As you cruise through the liquor geek sphere, especially in the arena of people with extensive at-home collections of whiskey, rum or brandy, the term “infinity bottle” is something you’re likely to run into sooner rather than later. These bottles are perhaps best summed up as homemade liquor blends that represent a living history of the bottles you’ve previously enjoyed—never static, always in flux. They are, in the eyes of some spirits geeks, nothing less than “family heirlooms” in the making.
Allow us to explain the concept.
An “infinity bottle” is an idea that borrows from the concept of wine or liquor solera systems, a process by which wine, brandy, rum, whiskey and sherry are occasionally aged. In a solera system, barrels are traditionally stacked into a triangular or pyramid-like shape, with newly distilled or fermented spirits/wine entering into the top barrel, and older spirits occupying the barrels below. The spirits are then allowed to age, with product occasionally being bottled from the oldest spirit in the lowest barrels. The barrels are never allowed to be fully emptied, however, and any spirit taken out is replaced at the top with new spirit, which then slowly trickles down through the system over the course of years. The theory of a solera system, then, is that because no barrel is ever fully emptied, some tiny portion of the original spirit must still exist in the ever-evolving blend, even if the solera system is a century old. It’s a romantic notion for selling spirits to the consumer, to be sure, although winemakers and distillers also believe the solera system helps to slowly achieve a complexity of flavor that can’t be replicated elsewhere.
An infinity bottle, then, is like a home version of a solera system for whiskey, rum or brandy geeks, being managed by the drinker in much the same way. Small amounts of spirits are added from a variety of bottles, and whatever is consumed from the infinity bottle is eventually replaced by new spirits. The same theory applies—as long as the liquor blend in the bottle is well mixed, and as long as the bottle is never emptied, then theoretically some percentage of the original liquor you added to the bottle 10 years ago will still be there, even if 100 whiskeys or rums have been added since. The complexity of the blend thereby is intended to increase over time, which is why infinity bottles are also referred to as “fractional bottles” or “living bottles” among some geeks.

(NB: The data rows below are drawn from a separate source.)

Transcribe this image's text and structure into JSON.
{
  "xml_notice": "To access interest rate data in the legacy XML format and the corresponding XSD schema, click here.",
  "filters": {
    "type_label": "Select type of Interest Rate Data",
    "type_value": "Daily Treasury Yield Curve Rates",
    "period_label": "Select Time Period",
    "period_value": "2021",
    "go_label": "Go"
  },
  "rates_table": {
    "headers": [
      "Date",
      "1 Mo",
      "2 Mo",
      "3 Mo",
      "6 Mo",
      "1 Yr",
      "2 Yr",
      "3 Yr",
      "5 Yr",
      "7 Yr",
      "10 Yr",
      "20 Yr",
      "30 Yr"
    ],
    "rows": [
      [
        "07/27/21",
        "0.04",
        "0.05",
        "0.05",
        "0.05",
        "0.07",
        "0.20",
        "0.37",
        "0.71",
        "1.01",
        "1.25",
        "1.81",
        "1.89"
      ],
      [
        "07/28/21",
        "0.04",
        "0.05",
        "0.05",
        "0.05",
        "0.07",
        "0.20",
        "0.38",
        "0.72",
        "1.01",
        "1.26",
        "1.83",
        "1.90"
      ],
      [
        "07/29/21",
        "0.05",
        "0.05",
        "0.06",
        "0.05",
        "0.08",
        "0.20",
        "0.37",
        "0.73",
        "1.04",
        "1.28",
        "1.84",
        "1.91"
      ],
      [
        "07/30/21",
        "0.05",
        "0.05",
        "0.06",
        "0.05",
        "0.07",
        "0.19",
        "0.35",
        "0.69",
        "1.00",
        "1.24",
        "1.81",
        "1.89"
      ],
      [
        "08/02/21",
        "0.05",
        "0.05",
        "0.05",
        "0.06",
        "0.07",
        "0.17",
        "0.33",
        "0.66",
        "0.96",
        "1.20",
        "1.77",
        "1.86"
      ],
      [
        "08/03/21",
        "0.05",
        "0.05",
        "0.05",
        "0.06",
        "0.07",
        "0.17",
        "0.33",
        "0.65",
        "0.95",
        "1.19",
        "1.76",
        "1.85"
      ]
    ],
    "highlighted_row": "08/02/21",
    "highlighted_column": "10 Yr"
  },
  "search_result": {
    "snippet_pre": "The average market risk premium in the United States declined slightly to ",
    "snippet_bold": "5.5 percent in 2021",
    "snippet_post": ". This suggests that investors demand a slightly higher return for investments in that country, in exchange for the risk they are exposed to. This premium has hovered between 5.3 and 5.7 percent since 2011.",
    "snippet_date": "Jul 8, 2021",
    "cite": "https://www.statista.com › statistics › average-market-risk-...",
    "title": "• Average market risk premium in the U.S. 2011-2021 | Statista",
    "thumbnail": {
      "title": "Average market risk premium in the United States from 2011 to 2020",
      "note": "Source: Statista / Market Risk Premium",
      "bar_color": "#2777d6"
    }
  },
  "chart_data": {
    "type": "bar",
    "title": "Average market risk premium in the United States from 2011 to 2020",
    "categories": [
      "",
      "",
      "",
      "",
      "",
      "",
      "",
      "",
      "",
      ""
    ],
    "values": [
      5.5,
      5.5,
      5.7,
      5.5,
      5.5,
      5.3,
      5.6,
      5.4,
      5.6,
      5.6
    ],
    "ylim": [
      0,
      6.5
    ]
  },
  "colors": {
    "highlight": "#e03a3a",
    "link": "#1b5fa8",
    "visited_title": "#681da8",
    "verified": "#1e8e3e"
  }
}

A pour from the infinity bottle becomes a secret handshake among spirits geeks.
The popularization of this particular spirits geek concept is generally credited to whiskey YouTuber Ralfy Mitchell, who in 2012 uploaded a video entitled “Your Solera Bottle.” In it, he speculated on what would be possible within the framework of an at-home infinity bottle, and the potential for them to create flavors that had never been seen in the whiskey scene before. The concept quickly caught on, perhaps not least because so many whiskey geeks have spare, fancy-looking decanters sitting around that we’ve never used. The infinity bottle was a perfect excuse to finally put something in those decanters, and a way to use up the last few ounces of various whiskey bottles at the same time. It’s an exclusive blend that you can genuinely say has never been created before, and it goes without saying that whiskey geeks are drawn toward exclusivity like moths to flame.